IN RECENT weeks, several high-profile companies have had disclosure information leaked from their websites by market news providers using sophisticated search technologies to discover unpublished information on unsecured staging URLs.
These incidents have certainly been embarrassing for the companies, and they beg the question: What, if anything, can a company do if material information, such as an earnings release, is obtained from an unpublished URL and disseminated without the company’s permission?
It’s not my area of expertise, but let’s take a little detour into the realm of cyberlaw and tort law (IP/IT and tort attorneys feel free to chime in at any time).

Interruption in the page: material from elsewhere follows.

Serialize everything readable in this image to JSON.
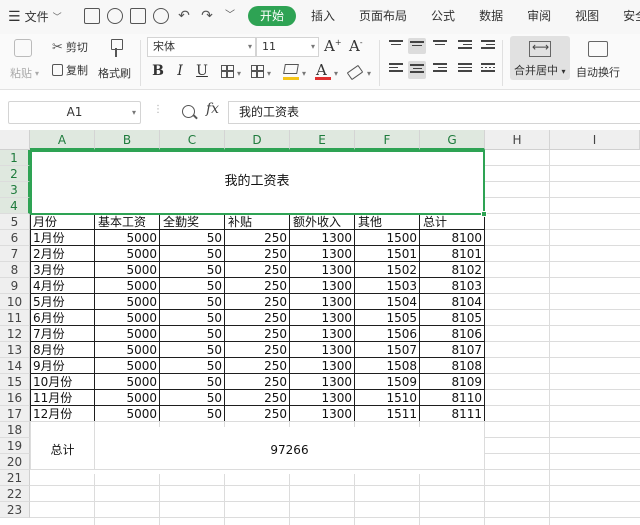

This can be a complicated query and does not fall squarely into one area of law, but there are a couple of different legal remedies that may be available:
For starters, a company’s disclosures may qualify for protection under the U.S. federal copyright laws, which, among other things, afford a copyright owner the exclusive right to reproduce, distribute and publicly display their work. To be copyrightable under the Copyright Act of 1976 a work must be:
- original – independently created (as opposed to copied from another work);
- possess at least a minimal degree of creativity – factual information is not copyrightable, but it is possible for a compilation of factual information to be copyrightable if the facts are arranged in a creative way; and
- fixed in any tangible medium – this includes any electronically readable format (e.g., a work stored in a computer’s memory).
Trespass to Chattel
Trespass to chattel is a common law intentional tort (a civil wrong) that protects personal property, including intangible property, from wrongful interference. Trespass to chattel in the digital context is still an evolving doctrine, but generally proving a claim requires a company to establish that there was an intentional interference with its possessory interest in personal property (the chattel) either by disposition of the property or by using or intermeddling with it.
However, because trespass to chattel is a common law cause of action—one that has evolved through case law rather than governed by statutory or administrative laws—the elements of a claim can vary slightly from state to state and between state and federal jurisdictions. For example, some states require proof of damages to a company’s servers or other systems to establish a claim, while others will accept wrongful interference without damages as sufficient.
The Computer Fraud and Abuse Act
As originally enacted, the Computer Fraud and Abuse Act of 1986 (CFAA) was a criminal statute intended to address crimes related to government computers and the computers of certain financial institutions. The statute was subsequently amended to provide for civil remedies for any person who suffers damages or losses in excess of $5,000 in any one year because of a violation covered by the CFAA.
A civil CFAA claim may be brought under any one of several different categories, including:
- intentionally accessing a computer without authorization, or in a manner that exceeds authorization, and thereby obtaining information; or
- intentionally accessing a computer without authorization and thereby causing damages or a loss.
Courts interpret the phrases “without authorization” and “exceeds authorization” differently, with some finding that a person who is authorized to access a computer nevertheless exceeds that authorization when intending to use the information obtained for an improper purpose, and others finding that a person must not be authorized to access a computer before the provisions of the CFAA will apply.
In the context of websites, many courts have found that accessing a site indirectly, by use of a spider or robot program, falls within the category of access without authorization or in excess of authorization if that access is in violation of a sites terms of service (more on this in a moment). Courts also differ in their interpretation of what constitutes “damages or a loss” for purposes of a CFAA claim.
Violations of the Terms of Service
Terms of service can be drafted to expressly prohibit certain uses or types of access. For example, many terms of service specify that a site’s content may be used only for personal and non-commercial purposes, and may not be copied or distributed without permission. Some terms of service also prohibit access by spider or robot programs.
If your company is moving, or thinking about moving, to web disclosure you should review your terms of service to ensure that they reflect what is and is not acceptable use and access of your site in light of your disclosure and investor relations practices.
Just Because You Can Doesn’t Always Mean You Should
Then there is the question: should a company have to resort to legal remedies when material information is obtained from an unpublished URL and disseminated without the company’s permission?
As companies increasingly move to web disclosure these sorts of mistakes are likely to occur from time to time, and, of course, companies are absolutely responsible for and should fully understand the web disclosure technologies they use and have disclosure controls and procedures in place to protect their material information.
At the same time, however, are those who are finding and distributing these mistakes acting like responsible market participants? They are certainly garnering attention and the fact that a mistake was made may very well be newsworthy, but are there other, less disruptive ways of handling a situation like this, and, if not, should they refrain from distributing the information at all?
Just because you can do something, doesn’t always mean that you should.